Unlike Americans, who often choose to attend college far from home, most Canadians attend their local university. U of T is Canada’s Harvard, tough to get into and tough to get through. It’s also enormous — 50,000+ students — so it’s not a great fit for someone who needs or wants a lot of hand-holding. Its downtown campus, is right in the heart of Toronto, blocks from the provincial Parliament buildings and gleaming office towers.

In some ways, U of T was perfect for me. My fellow students were really smart and, being a competitive person, I liked that. The professors were passionate world-class scholars who took their work seriously. I loved the downtown campus, so gorgeous it’s been featured in many films and commercials.

I started my journalism career there, writing as often as possible for the weekly Varsity. By the end of sophomore year I had enough clips from there to start writing professionally, my dream, for national magazines and newspapers.

My first serious boyfriend was — natch! — the paper’s editor. University gave me everything I so craved in high school: lots of cute boys who liked me, tremendous intellectual stimulation and growth, terrific athletic facilities, new friends.

But in other ways, it was a really rough ride.

My parents were both far away and out of touch, traveling the world, so navigating it all meant living alone in small apartments on very little money while freelancing and attending class. I got a D in French. When I cried with frustration and bewilderment, the prof merely sniffed; “It’s clear you arrived here very poorly prepared.”
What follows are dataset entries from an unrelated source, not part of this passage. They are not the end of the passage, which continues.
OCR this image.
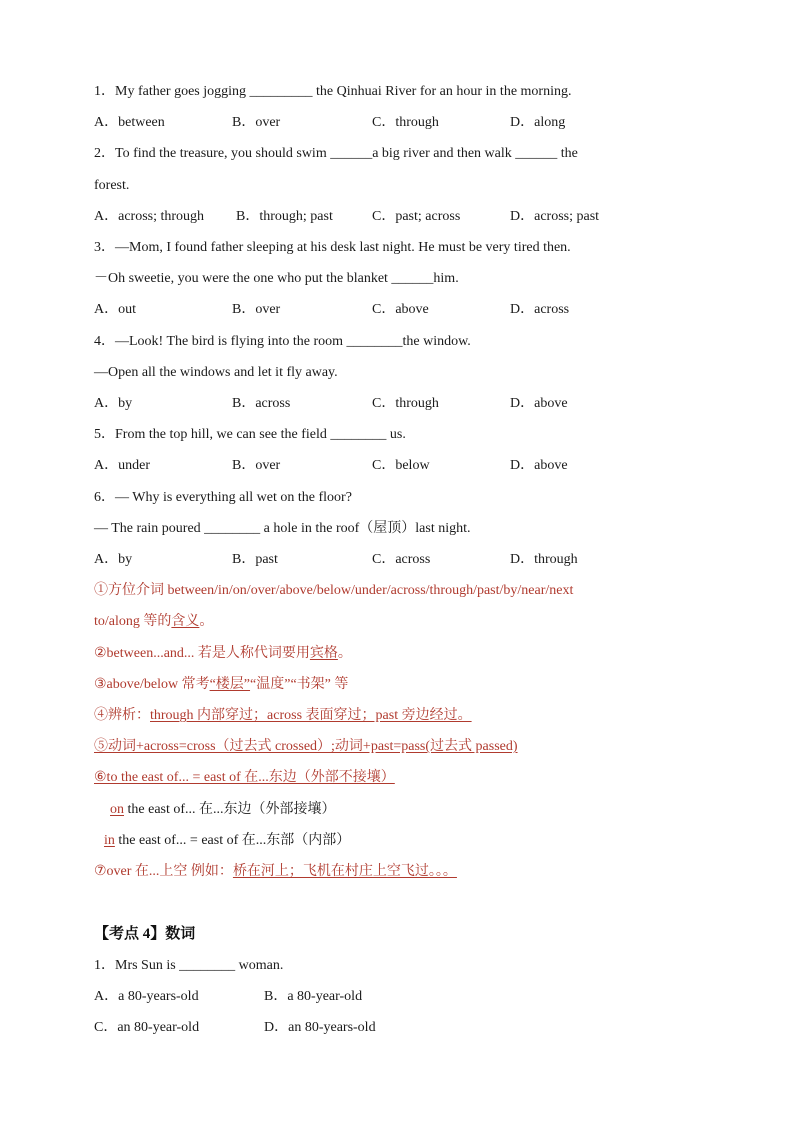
1．My father goes jogging _________ the Qinhuai River for an hour in the morning.
A．between	B．over	C．through	D．along
2．To find the treasure, you should swim ______a big river and then walk ______ the
forest.
A．across; through B．through; past	C．past; across	D．across; past
3．—Mom, I found father sleeping at his desk last night. He must be very tired then.
－Oh sweetie, you were the one who put the blanket ______him.
A．out	B．over	C．above	D．across
4．—Look! The bird is flying into the room ________the window.
—Open all the windows and let it fly away.
A．by	B．across	C．through	D．above
5．From the top hill, we can see the field ________ us.
A．under	B．over	C．below	D．above
6．— Why is everything all wet on the floor?
— The rain poured ________ a hole in the roof（屋顶）last night.
A．by	B．past	C．across	D．through
①方位介词 between/in/on/over/above/below/under/across/through/past/by/near/next
to/along 等的含义。
②between...and... 若是人称代词要用宾格。
③above/below 常考“楼层”“温度”“书架” 等
④辨析：through 内部穿过；across 表面穿过；past 旁边经过。
⑤动词+across=cross（过去式 crossed）;动词+past=pass(过去式 passed)
⑥to the east of... = east of 在...东边（外部不接壤）
on the east of... 在...东边（外部接壤）
in the east of... = east of 在...东部（内部）
⑦over 在...上空 例如：桥在河上；飞机在村庄上空飞过。。。
【考点 4】数词
1．Mrs Sun is ________ woman.
A．a 80-years-old	B．a 80-year-old
C．an 80-year-old	D．an 80-years-old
A life-changing experience was participating in the Tarheel Exchange, which carried a busload of U of T’ers south to UNC Chapel Hill, in North Carolina in November and returned the Tarheels north to us for a week in January.

In Chapel Hill, we encountered many novelties: attending church service at a black Baptist church and a pig-picking (barbecue) and we heard an administrator struggle to retain his composure discussing race relations. The Tarheels, on their visit, had never seen snow!

I fell hard for a tall handsome redhead named Seth.  I went back the next year as an organizer of the group and met Rip and Beau, men whose monosyllabic names stretched to three syllables with their charming southern drawl.

Canada offered nothing so exotic!

College, for me as it is/was for many of us, was a place to grow up quickly, to learn to meet high standards, to deal with demanding strangers, to make new friends, to think deeply and write thoughtfully.  Ironically, I was the first in my family to graduate university — my Dad, a film-maker, had dropped out of UBC, my step-mom never attended and neither did my mother. Everyone did just fine without a degree.

Did you enjoy — or are you now enjoying — college?

Do you feel the investment of time and money is worth it?